The challenge in applying Paragraph 572 to the current situation of international division between The United Methodist Church and the Global Methodist Church is that the separation is neither a local ecumenical merger nor a move toward national independence. This does not mean that Paragraph 572 cannot or should not be applied in the current situation. That is a question for the Judicial Council and other denominational leaders to sort out. It does mean that historical moves toward autonomy are poor analogies for the sort of situation in which the church now finds itself.

If there are no good analogies for the division between The United Methodist Church and the Global Methodist Church in the history of autonomy, neither are there many good analogies in the history of denominational division. As has been widely noted by other commentators, there are plenty of precedents for denominational division in the Methodist tradition. However, almost all the examples frequently cited are limited to the United States. They were not international divisions of an international church.

The African Methodist Episcopal Church, African Methodist Episcopal Zion Church and Methodist Protestant Church all separated from the Methodist Episcopal Church before it operated missions outside the United States.

When the Wesleyan Methodist Church, Methodist Episcopal Church, South, and Free Methodist Church split from the Methodist Episcopal Church, the denomination’s foreign mission work stayed with the Methodist Episcopal Church, though each of these new denominations would go on to develop their own foreign mission work. When the United Evangelical Church split from the Evangelical Association in 1891, existing denominational foreign mission work stayed with the Evangelical Association, though again the United Evangelical Church quickly established international work of its own.

To these American splits, one could add a history of denominational divisions in other countries, a process that continues to the present. Church splits in the Philippines, Chile, Nigeria, the Democratic Republic of Congo, Burundi and elsewhere are also part of the heritage of division in the United Methodist tradition. Yet these splits occurred within a single country and were not international in scope. Therefore, they are also limited as historical analogies.

The only denominational split of which I am aware in which church members in more than one country had to choose which side to take was the 1889 split in the Church of the United Brethren in Christ, which originated in the United States but extended to mission work in Sierra Leone and China. This case certainly deserves additional attention, but there is not space to expand on it here.
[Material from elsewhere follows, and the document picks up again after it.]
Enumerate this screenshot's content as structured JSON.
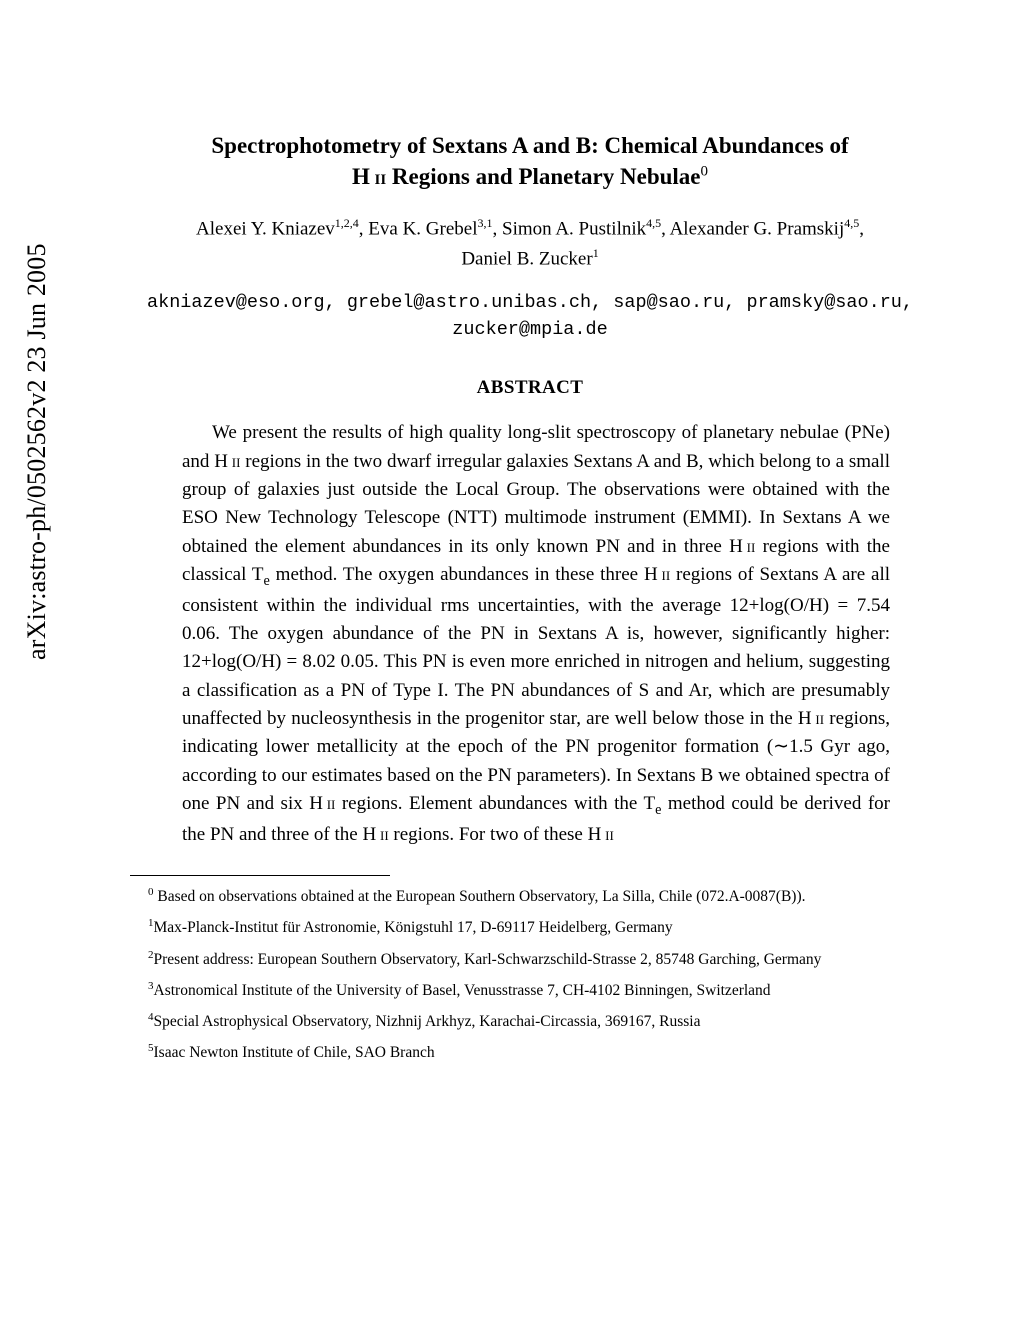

To say that there are no good historical precedents for the sort of international division that The United Methodist Church is beginning to undergo does not mean that such division is impossible. The recent decision of the Bulgaria-Romania Provisional Annual Conference shows that an international division of The United Methodist Church is not only possible, it is already happening.

What the lack of historical precedents does mean is that the process of international division is likely to be unpredictable, and existing processes and polity provisions may not be well suited to the purpose. Polity is a system of rules, and rules are predicated on an assumption of regularity. Unprecedented circumstances, whether those are a global pandemic or an international church split, challenge existing polity precisely because they are irregular and therefore do not fit within existing practices and procedures.

Therefore, leaders in all parts of The United Methodist Church will be challenged to think creatively about how best to respond to situations for which there are no provisions in existing church law and very few historical models to guide them.